NJ economy is recovering from COVID, but don’t hold your breath
A new report finds it will take years for the New Jersey economy to recover from the COVID-19 pandemic. But a complete job-loss rebound could take decades.
According to Michael Lahr, a professor of planning and public policy and director of the Rutgers University Economic Advisory Service, 16.7% of New Jersey’s 4.2 million jobs were lost between February and May in stores, restaurants, hotels, recreation, entertainment and personal services.
“How long is it going to take us to get back? Job-wise, we’ll never be back to the level of jobs that we had, at least not for the foreseeable future, and that’s like 30 years out,” he said.
The report finds during the pandemic in New Jersey, the accommodations and food service industries lost 137,300 jobs, health care and social assistance and retail trade each lost approximately 55,000 jobs, while administrative support and waste management lost just under 50,000 jobs.
Two other sectors also suffered major job losses – what the report terms “other services” (51,900 jobs), which includes professional associations, religious organizations, and personal service establishments such as dry cleaners, hair dressers, car washes, and repair shops, and arts, entertainment and recreation services (46,400 jobs).
He noted two rounds of federal stimulus funding and expanded unemployment insurance helped to support household spending in the Garden State and prevented a full-blown disaster. But the outlook for personal income growth has substantially weakened in the state for the next few years.
Lahr said the recent return of limited capacity indoor dining, indoor amusements and movie theaters is positive, but many of the jobs lost during the pandemic, especially in bricks-and mortar retail establishments, won’t come back because the trend toward online shopping has been greatly accelerated.
“People have now learned that they can order online a little bit better because they couldn’t go to stores for a while,” he said. “A lot more people are buying things online than ever before.”
He noted when people are buying things on their computer or smart phone, “the wholesale site may be out in central Pennsylvania, perhaps Harrisburg or Middletown or some other place like that, and the phone call centers are probably out in Iowa.”
In addition, he said “teleconferencing and telecommuting has made it so that we’re less likely to have jobs here.”
Lahr said the New Jersey economy has already started to rebound but he believes we won’t really see significant progress until 2024, when he projects the unemployment rate to be at about 5%.
“We’ll see strong growth the next couple of years,” he said. “It just won’t be quite so immediate.
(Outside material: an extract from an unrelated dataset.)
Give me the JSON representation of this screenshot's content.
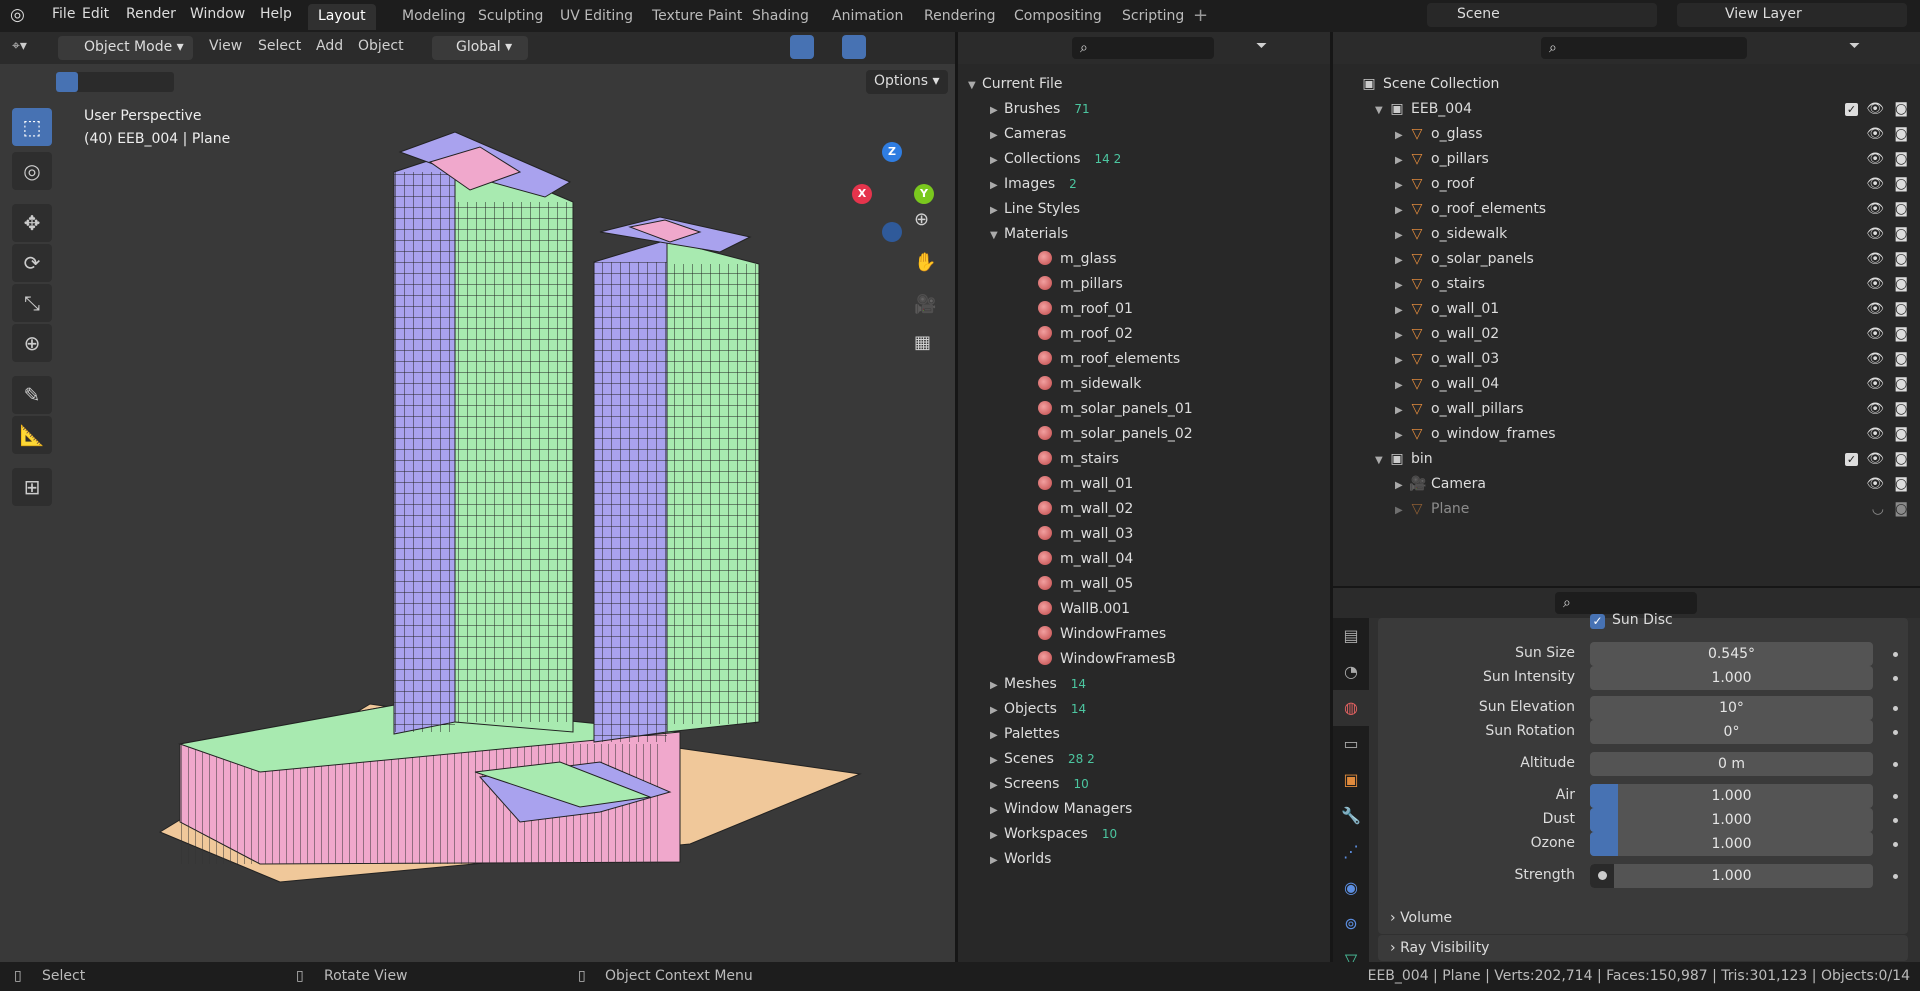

Some things can’t rebound that quickly. For example, we’re not going to see many sporting events with people going to visit them.”
He also noted theaters won’t be able to offer full capacity seating “for a long time, at least until we get ample supply of an effective vaccine and that’s probably not going to happen until sometime next summer.”
He stressed while this is not a doom and gloom scenario, “it’s still dire.”